Indian Women Rising (IWR) is meant to discover, nurture and shine spotlight on the Indian female talent in cinema across the world.
“A year ago that we found these stats which informed us that less than 5 percent women in India are directors and that stirred a conversation between us. Early this year when Karishma Dev Dube, director of Bittu, reached out to me that she needed our support and an outreach, we all came in together and decided to put some structure into it,” shares Monga, who is the name behind has the helm of pushing content-driven cinema with films like The Lunchbox (2013), Masaan (2015), and Oscar winning short documentary Period. End of Sentence.

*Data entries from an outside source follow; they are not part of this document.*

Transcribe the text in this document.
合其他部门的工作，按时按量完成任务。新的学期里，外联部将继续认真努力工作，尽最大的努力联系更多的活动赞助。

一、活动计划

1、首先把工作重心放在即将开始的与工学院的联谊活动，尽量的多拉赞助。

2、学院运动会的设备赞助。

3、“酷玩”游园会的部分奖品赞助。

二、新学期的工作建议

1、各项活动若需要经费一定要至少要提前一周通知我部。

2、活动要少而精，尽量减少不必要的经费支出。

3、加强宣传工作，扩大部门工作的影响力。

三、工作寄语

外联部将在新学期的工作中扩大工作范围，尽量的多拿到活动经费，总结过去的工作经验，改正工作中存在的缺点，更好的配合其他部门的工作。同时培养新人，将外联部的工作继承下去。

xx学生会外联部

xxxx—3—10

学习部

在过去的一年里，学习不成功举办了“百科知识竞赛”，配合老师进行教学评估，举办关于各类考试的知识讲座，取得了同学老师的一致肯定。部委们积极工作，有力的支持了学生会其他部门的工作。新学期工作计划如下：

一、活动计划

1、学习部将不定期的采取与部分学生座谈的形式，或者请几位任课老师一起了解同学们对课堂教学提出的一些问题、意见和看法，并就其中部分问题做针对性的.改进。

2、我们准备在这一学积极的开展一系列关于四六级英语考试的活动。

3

Kapoor, who has produced films such As The Dirty Picture (2011), Lipstick Under My Burkha (2016), Veere Di Wedding (2018) and Dolly Kitty Aur Woh Chamakte Sitare (2020) believes that for women to move ahead, it is just a matter of opportunities.

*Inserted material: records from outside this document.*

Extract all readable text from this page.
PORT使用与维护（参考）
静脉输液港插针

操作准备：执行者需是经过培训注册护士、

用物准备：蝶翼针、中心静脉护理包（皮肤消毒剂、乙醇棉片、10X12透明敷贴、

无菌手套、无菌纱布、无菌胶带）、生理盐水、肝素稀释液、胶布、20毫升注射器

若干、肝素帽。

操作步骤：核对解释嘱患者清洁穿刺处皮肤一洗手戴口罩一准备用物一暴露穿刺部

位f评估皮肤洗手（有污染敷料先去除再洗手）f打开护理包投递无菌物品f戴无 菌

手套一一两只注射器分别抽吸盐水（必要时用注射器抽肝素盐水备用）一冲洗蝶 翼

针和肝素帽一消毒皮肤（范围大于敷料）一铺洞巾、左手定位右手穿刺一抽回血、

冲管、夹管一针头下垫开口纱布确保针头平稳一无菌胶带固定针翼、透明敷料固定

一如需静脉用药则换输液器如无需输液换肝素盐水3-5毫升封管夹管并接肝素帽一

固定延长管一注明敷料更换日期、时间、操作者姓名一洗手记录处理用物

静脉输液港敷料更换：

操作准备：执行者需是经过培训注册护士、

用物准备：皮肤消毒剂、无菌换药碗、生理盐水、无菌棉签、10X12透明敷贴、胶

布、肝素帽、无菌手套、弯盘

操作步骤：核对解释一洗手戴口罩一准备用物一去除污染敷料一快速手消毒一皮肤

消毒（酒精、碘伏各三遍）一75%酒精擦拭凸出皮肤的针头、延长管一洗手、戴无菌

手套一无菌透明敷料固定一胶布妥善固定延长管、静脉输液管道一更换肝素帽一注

“There are so many capable talented directors out there but the only difference is the opportunity and space, both personally and professionally. There has been a rapid growth of women taking along each other and creating opportunities for each other. But if we are equally capable why is there only 5 per cent women female directors out there when we are half the population? So clearly there is lack of opportunity for women professionally and personally. We just want to create better opportunities for women,” shares Kapoor.
Talking about her experience as a filmmaker and write, Khurrana says, “I wouldn’t lie and hide the fact that it is difficult for women led stories and protagonists. When they are in the lead then it is almost like a risk that they are taking. But there are people who are willing to give women a chance and I wish it was not gender specific but sadly it is only mostly women who are sticking up for women stories. There is a bias against women but I think now is the time to grow out of it. We are in a better space now with OTT being bombarded by women-centric content and women-backed content, which shows there is an appetite for stories. The hesitation lies in the deep rooted patriarchy that we need to uproot.”
Monga adds that their aim is to do just that and more. “It is very important that we celebrate these voices in the mainstream. While filmmakers have their own journey making a film, a lot of them do not know how to amplify their work. We are here to amplify, distribute and celebrating women voices in mainstream,” she concludes.